VP Pence comes face to face with North Koreans at DMZ
By KIM GAMEL | STARS AND STRIPES Published: April 17, 2017
PANMUNJOM, South Korea — Vice President Mike Pence wasn’t expected to go outside during his visit to the so-called Freedom House on Monday, which stands within eyesight of North Korea.
The vice president made remarks to reporters inside the hall, calling the unique border area “the historic frontier of freedom” as he looked out through glass doors onto the blue buildings straddling the demarcation line that divides the peninsula.
But suddenly American and South Korean soldiers rushed out to form a security cordon, and Pence — accompanied by the commander of U.S. Forces Korea Gen. Vincent Brooks and their entourage — walked out onto the steps.
Two North Korean soldiers filmed the scene from their side of the concrete berm that separates the two sides in the truce village of Panmunjom.
Pence didn’t go any farther due to security concerns, but the unscripted move gave him a clear view of the communist state that has emerged as one of the main foreign policy issues facing President Donald Trump’s administration.
He said his visit to the tense border showed the U.S. resolve and warned the North not to test President Donald Trump.
North Korea tried but failed to launch a missile on Sunday, the day the vice president arrived in South Korea to start his first regional tour since taking office.
Pence hammered home Washington’s insistence that it would like to deal with the growing threat from North Korea through peaceful means such as negotiations — but is prepared to get tough.
The vice president, whose father was awarded a Bronze Star for his service as a soldier in the 1950-53 Korean War, also offered reassurances to South Korea that the United States will stand by its ally of nearly seven decades.
“All options are on the table to achieve the objectives and ensure the security of the people of this country and the stability of this region,” he said in his remarks to reporters.
“We seek peace, but America has always sought peace through strength, and my message here today … is a message of resolve,” he said, reiterating that “the era of strategic patience is over.”
Trump has been outspoken in calling President Barack Obama’s policy toward the North, which relied heavily on diplomatic pressure and economic sanctions, a failure.
But the administration has offered few details about how things will change, other than to say that China needs to take more action to rein in its communist ally.
Pence said he was “heartened” by China’s recent moves regarding the North but insisted more needed to be done.
“Either China will deal with this problem or the United States and its allies will,” he said. “We want to see change.
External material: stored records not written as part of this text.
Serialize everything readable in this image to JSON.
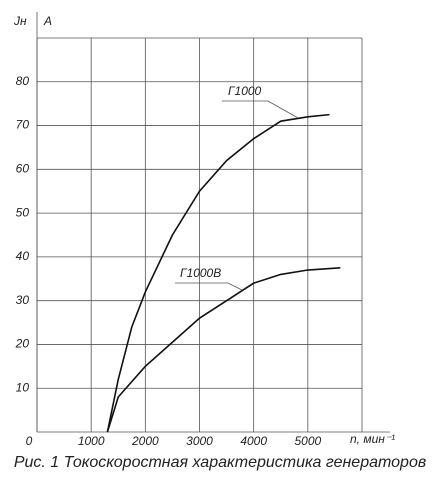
{
  "chart_data": {
    "type": "line",
    "y_label": "Jн",
    "y_unit": "A",
    "x_label": "n, мин⁻¹",
    "caption": "Рис. 1 Токоскоростная характеристика генераторов",
    "xlim": [
      0,
      6000
    ],
    "xticks": [
      0,
      1000,
      2000,
      3000,
      4000,
      5000
    ],
    "ylim": [
      0,
      90
    ],
    "yticks": [
      10,
      20,
      30,
      40,
      50,
      60,
      70,
      80
    ],
    "grid": true,
    "series": [
      {
        "name": "Г1000",
        "color": "#111111",
        "x": [
          1300,
          1500,
          1750,
          2000,
          2500,
          3000,
          3500,
          4000,
          4500,
          5000,
          5400
        ],
        "values": [
          0,
          12,
          24,
          32,
          45,
          55,
          62,
          67,
          71,
          72,
          72.5
        ]
      },
      {
        "name": "Г1000В",
        "color": "#111111",
        "x": [
          1300,
          1500,
          2000,
          2500,
          3000,
          3500,
          4000,
          4500,
          5000,
          5600
        ],
        "values": [
          0,
          8,
          15,
          20.5,
          26,
          30,
          34,
          36,
          37,
          37.5
        ]
      }
    ]
  }
}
We want to see North Korea abandon its reckless path.”
Pence, who arrived at nearby Camp Bonifas by helicopter, also viewed North Korea from the hilltop Observation Point Ouellette.
He later greeted U.S. and South Korean soldiers at a dining facility before rain forced him to ride in a motorcade back to Seoul for a meeting with South Korea’s acting president, Hwang Kyo-ahn.
“Just in the past two weeks, the world witnessed the strength and resolve of our new president in actions taken in Syria and Afghanistan,” Pence said later at a joint press conference. “North Korea would do well not to test his resolve or the strength of the armed forces of the United States in this region.”
Pence is scheduled to travel to Japan on Tuesday, where he will meet with Prime Minister Shinzo Abe.
Speaking to the national Diet on Monday, Abe called for more pressure on the North Koreans so they will respond seriously to talks.
“Needless to say, diplomatic effort is important to maintain peace,” Abe said, according to The Associated Press. “But dialogue for the sake of having dialogue is meaningless.”
On Wednesday, Pence is scheduled to speak to sailors aboard the aircraft carrier USS Ronald Reagan at Yokosuka Naval Base.